The core of BlackFile’s attack is social engineering, a tactic as old as time. However, the sophisticated use of vishing, combined with their ability to bypass MFA through credential stuffing and their targeted data exfiltration methods, elevates this beyond a typical phishing campaign. They’re not just trying to steal an individual’s banking details; they’re aiming to cripple businesses through mass data theft and extortion. The linkage to “The Com,” a network known for more disturbing criminal activities, also casts a long shadow, suggesting a potentially dangerous escalation in the group’s capabilities and motivations.
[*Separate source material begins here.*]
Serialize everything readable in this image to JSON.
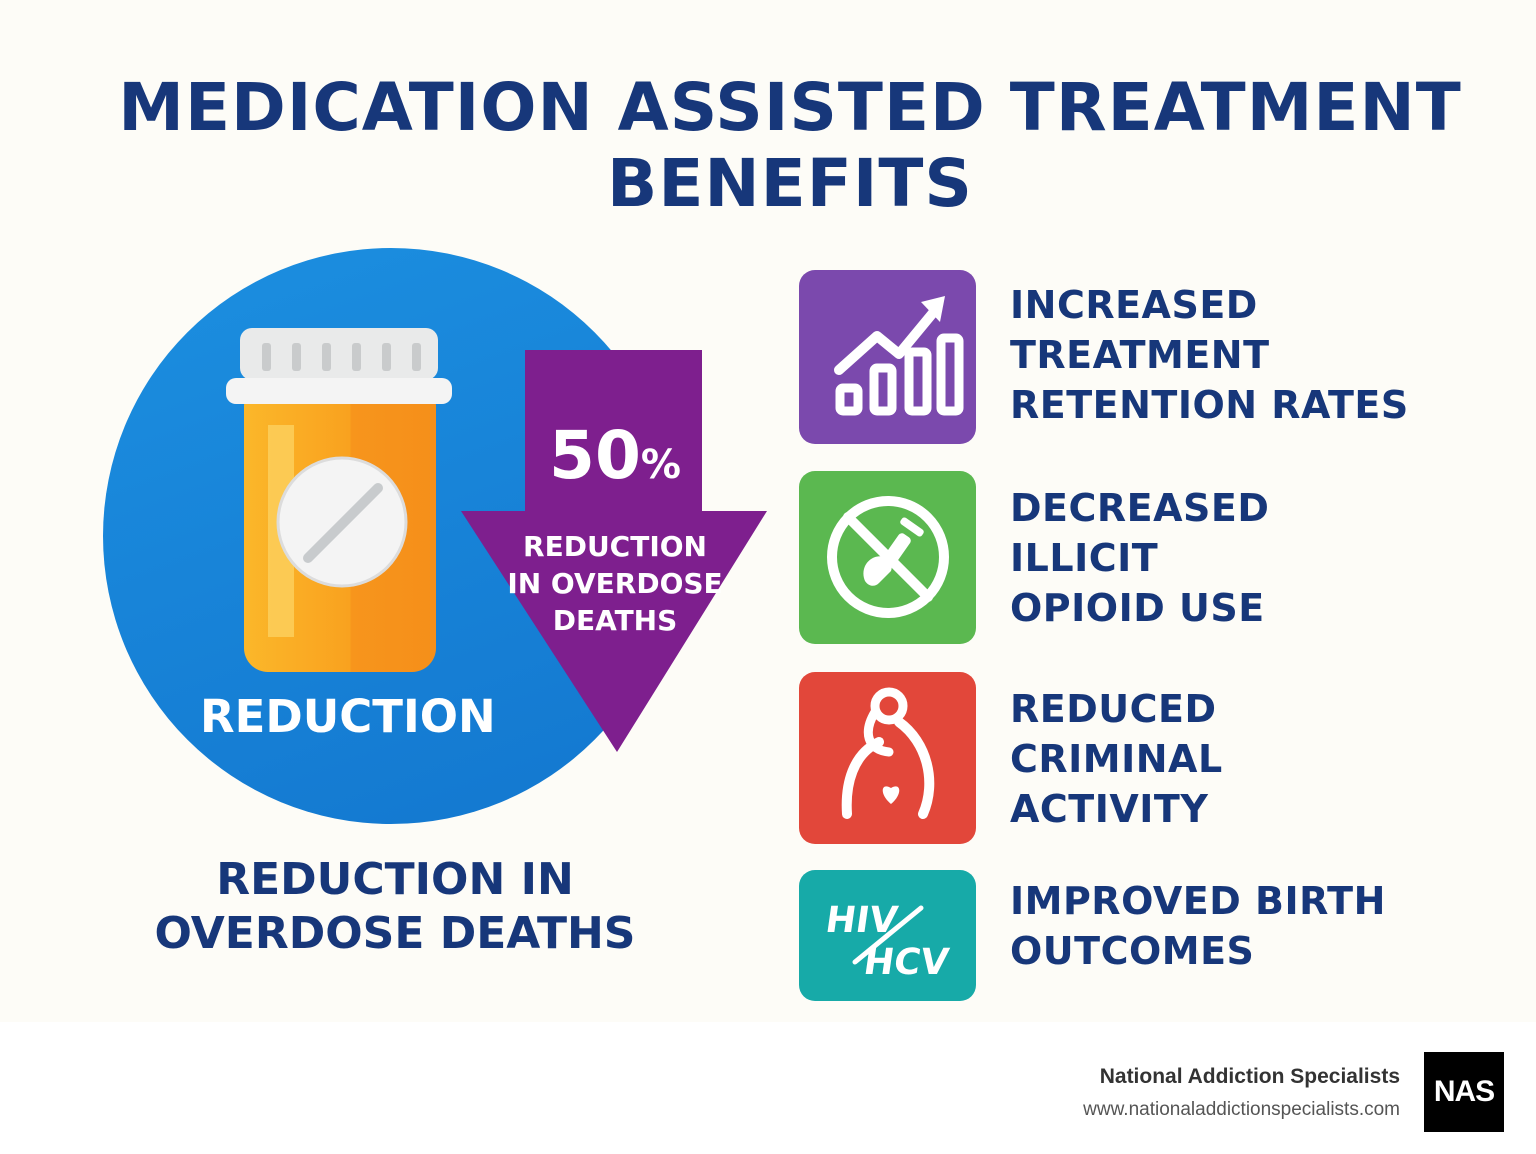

This isn’t just about money; it could be about more insidious goals.
What Can Retail and Hospitality Do?
The recommendations from RH-ISAC are clear and actionable. Organizations in vulnerable sectors need to bolster their defenses beyond traditional cybersecurity measures. Strengthening call-handling policies is paramount. This means implementing stricter protocols for verifying callers, even those claiming to be internal IT. Multi-factor identity verification for all callers, especially when sensitive information or system access is requested, should be standard practice. Furthermore, simulation-based social engineering training for frontline staff isn’t just a good idea; it’s a necessity. Employees need to be conditioned to recognize and report suspicious calls, not just emails. The human element, often the weakest link, must be fortified. They’re also seeing a strong link between these attacks and groups that target and recruit young people for extortion and violence, which adds a layer of societal concern beyond just corporate security.
BlackFile represents a significant evolution in cybercrime tactics, marrying old-school social engineering with modern digital infrastructure to achieve devastating results. Their focus on retail and hospitality, sectors heavily reliant on customer data and often possessing large employee bases, makes them prime targets. Ignoring this vishing surge would be a costly mistake.